“I’m sorry, I wanted to get it straight. Let’s take a ride.”
We drove in my pickup down the dirt road to the two-lane and turned east and followed the creek into Lolo, a small service town at the gateway to the Bitterroot Mountains. The sky was purple and flecked with snow, the neon lights glowing in front of the truck stop and adjacent casino. “The orange pickup. That’s his,” she said.
I started to wave down a Missoula County sheriff’s cruiser at the intersection, but I decided against it. So far we had nothing on Dixon. I rubbed the film off the rear window of the camper inset in his truck bed and peered inside. I could make out a lumpy duffel bag, a western saddle, a long-barrel lever-action rifle with an elevator sight, and a mud-caked truck tire and a jack. I didn’t see a bow. I looked through the passenger window with the same result.
The inside of the casino was dark and refrigerated and smelled of carpet cleaner and bathroom disinfectant. A man in a white straw cowboy hat was at the bar, drinking from a soda can and eating a sandwich. A piece of paper towel was tucked like a bib into his shirt collar. He watched us in the bar mirror as we approached him.
“My name is Dave Robicheaux,” I said. “This is my daughter Alafair. I’d like to have a word with you.”
He bit into his sandwich and chewed, one cheek tightening into a ball, leaning forward so no crumbs fell on the bar or on his shirt or jeans. His gaze shifted sideways. “You have the look of a law dog, sir,” he said.
“Have you been inside, Mr. Dixon?”
“Inside what?”
“A place where smart-asses have a way of ending up. I understand you’re a rodeo man.”
“What some call a rodeo clown. What we call bullfighters. At one time I shot mustangs for a dog-food company down on the border. I don’t do that no more.”
“Were you hunting about five miles up Highway 12?”
“No, sir, I was changing the tire on my truck.”
“You have any idea who might have shot an arrow at my daughter?”
“No, but I’m getting mighty tired of hearing about it.”
“Did you see anyone on that ridge besides my daughter?”
“No, I didn’t.” He put down his sandwich and removed his paper bib and wiped his mouth and fingers clean. He turned on the stool. All the color seemed to be leeched out of his eyes except for the pupils, which looked like the burnt tips of wood matches. “Watch this,” he said.
“Watch what?”
“This.” He sprinkled salt on the bar and balanced the shaker on its edge amid the granules so it leaned at an angle like the Tower of Pisa. “Bet neither one of y’all can do that.”
“Call 911,” I said to Alafair.
“Can I ask you a question?” he said.
“Go ahead.”
“Did somebody shoot you in the face?”
“Yeah, someone did. I was lucky. He was a bad guy, a degenerate and a sadist and a stone killer.”
“I bet you sent him straight to the injection table, didn’t you?” he said, his eyes bulging, his mouth dropping open in mock exaltation.
“No, it didn’t make the jail.”
His mouth opened even wider, as though he were unable to control his level of shock. “I am completely blown away. I have traveled this great nation from coast to coast and have stood in the arena among the great heroes of our time. I am awed and humbled to be in the presence of a lawman such as yourself. Even though I am only a simple rodeo cowboy, I stand and salute you, sir.”

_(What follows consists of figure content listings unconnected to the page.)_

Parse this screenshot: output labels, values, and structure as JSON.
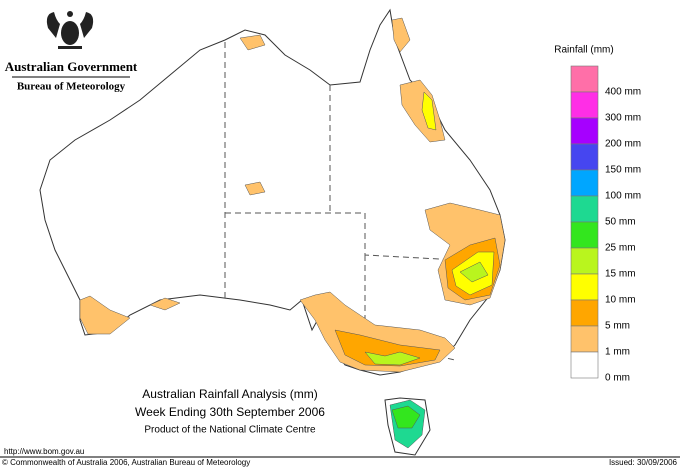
{
  "header": {
    "agency": "Australian Government",
    "bureau": "Bureau of Meteorology"
  },
  "legend": {
    "title": "Rainfall (mm)",
    "items": [
      {
        "label": "400 mm",
        "color": "#ff6fa8"
      },
      {
        "label": "300 mm",
        "color": "#ff2ee6"
      },
      {
        "label": "200 mm",
        "color": "#a600ff"
      },
      {
        "label": "150 mm",
        "color": "#4646f0"
      },
      {
        "label": "100 mm",
        "color": "#00a6ff"
      },
      {
        "label": "50 mm",
        "color": "#1ed991"
      },
      {
        "label": "25 mm",
        "color": "#33e61e"
      },
      {
        "label": "15 mm",
        "color": "#b9f51e"
      },
      {
        "label": "10 mm",
        "color": "#ffff00"
      },
      {
        "label": "5 mm",
        "color": "#ffa600"
      },
      {
        "label": "1 mm",
        "color": "#ffc26b"
      },
      {
        "label": "0 mm",
        "color": "#ffffff"
      }
    ]
  },
  "map": {
    "title": "Australian Rainfall Analysis (mm)",
    "period": "Week Ending 30th September 2006",
    "product": "Product of the National Climate Centre"
  },
  "footer": {
    "url": "http://www.bom.gov.au",
    "copyright": "© Commonwealth of Australia 2006, Australian Bureau of Meteorology",
    "issued": "Issued: 30/09/2006"
  }
}
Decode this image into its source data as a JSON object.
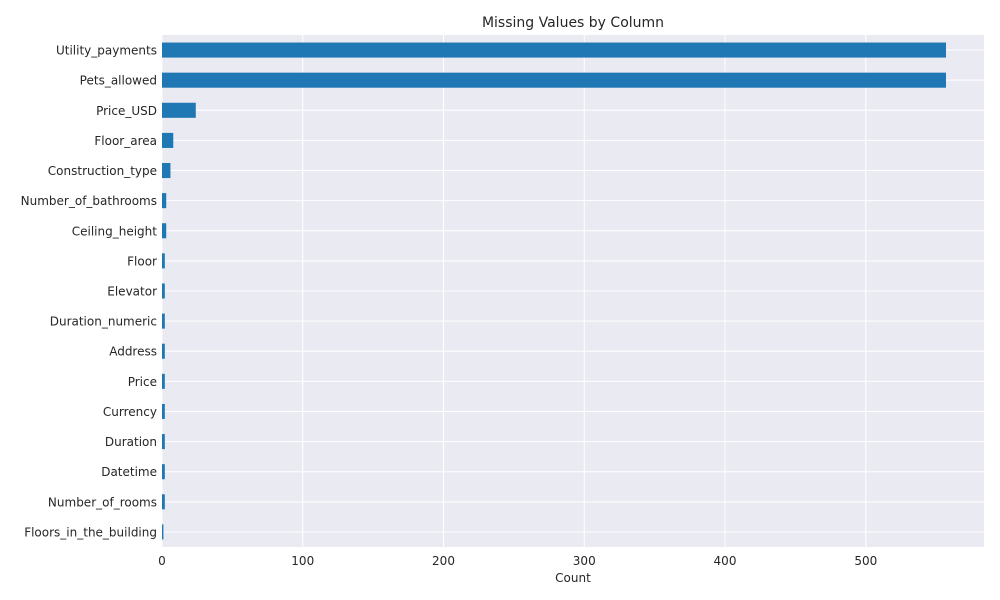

He rose from the stool, puffing out his chest, his body rigid as though at attention, his stiffened right hand at the corner of his eyebrow. “God bless you, sir. Your kind makes me proud of the red, white, and blue, even though I am not worthy to stand in your shadow, in this lowly barroom on the backstreets of America, where men with broken hearts go and the scarlet waters flow. The likes of Colin Kelly and Audie Murphy didn’t have nothing on you, kind sir.”
People were staring at us, although he took no notice of them.
I said, “You called my daughter ‘girl’ and ‘sweet thing.’ You also made a veiled threat about seeing her down the track. Don’t ever come near us again, Mr. Dixon.”